Visas proposés par le pays pour vivre dans le pays : Le visa de travail nécessite le parrainage d’un employeur vénézuélien et un permis délivré par le ministère des Relations extérieures — délais de trois à six semaines, auxquels s’ajoutent deux à quatre semaines pour l’obtention du visa. Les visas de résidence investisseur existent dans les textes ; leur délivrance effective reste soumise à l’aléa administratif et à la situation politique du moment.

Visa digital nomade : Il n’existe pas de visa digital nomade structuré au Venezuela à la date d’édition de cette fiche.

Acquisition immobilière dans le pays pour un étranger : Théoriquement possible, en dollars américains. Dans les faits, le marché est opaque, les titres de propriété peu sécurisés juridiquement, et la situation politique actuelle rend tout investissement immobilier très risqué. Passer par un avocat local spécialisé est la condition minimum, non suffisante.
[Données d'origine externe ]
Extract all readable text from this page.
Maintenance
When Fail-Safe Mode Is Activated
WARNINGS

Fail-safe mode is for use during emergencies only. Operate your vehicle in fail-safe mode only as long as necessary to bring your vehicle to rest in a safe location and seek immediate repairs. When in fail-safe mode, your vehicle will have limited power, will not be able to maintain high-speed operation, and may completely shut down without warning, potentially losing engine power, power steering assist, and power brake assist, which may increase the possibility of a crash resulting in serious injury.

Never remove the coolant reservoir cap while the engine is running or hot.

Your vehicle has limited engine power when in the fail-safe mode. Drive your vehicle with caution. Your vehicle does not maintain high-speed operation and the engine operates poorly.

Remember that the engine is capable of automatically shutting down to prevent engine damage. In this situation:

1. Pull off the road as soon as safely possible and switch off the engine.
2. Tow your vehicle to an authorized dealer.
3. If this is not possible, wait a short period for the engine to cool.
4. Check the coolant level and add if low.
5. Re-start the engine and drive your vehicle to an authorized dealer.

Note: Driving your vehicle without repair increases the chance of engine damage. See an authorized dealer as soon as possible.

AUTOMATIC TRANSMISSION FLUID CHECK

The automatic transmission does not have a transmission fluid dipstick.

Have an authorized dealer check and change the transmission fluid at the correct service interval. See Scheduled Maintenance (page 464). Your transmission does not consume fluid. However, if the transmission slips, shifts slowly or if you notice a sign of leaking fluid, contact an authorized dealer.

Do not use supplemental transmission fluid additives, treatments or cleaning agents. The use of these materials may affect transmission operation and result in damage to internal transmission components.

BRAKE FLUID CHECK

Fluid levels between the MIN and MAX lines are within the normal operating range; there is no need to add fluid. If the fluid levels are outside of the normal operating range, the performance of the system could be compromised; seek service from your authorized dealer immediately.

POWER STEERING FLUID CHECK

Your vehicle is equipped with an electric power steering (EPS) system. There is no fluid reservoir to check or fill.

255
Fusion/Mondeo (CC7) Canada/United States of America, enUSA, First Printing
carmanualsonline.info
Usage des cryptomonnaies : Les Vénézuéliens ont développé une familiarité précoce avec les cryptoactifs pour contourner l’hyperinflation. L’usage des cryptomonnaies progresse dans une économie largement dollarisée. Il n’existe pas de cadre réglementaire clair pour les étrangers utilisant les cryptos au Venezuela.

Investissement dans l’économie réelle par un étranger : Depuis janvier 2026, Rodríguez a ouvert le secteur pétrolier et le secteur minier aux investissements privés étrangers, avec Chevron comme premier bénéficiaire. Ces secteurs restent politiquement sensibles et soumis à des risques de retournement élevés. Pour tout autre secteur, l’instabilité institutionnelle reste le premier obstacle.

Développement d’un business digital : En théorie possible pour un résident disposant des autorisations nécessaires. Dans les faits, les contraintes bancaires — virements internationaux quasi impossibles, accès aux devises limité — rendent l’opération d’une activité numérique depuis le Venezuela extrêmement complexe.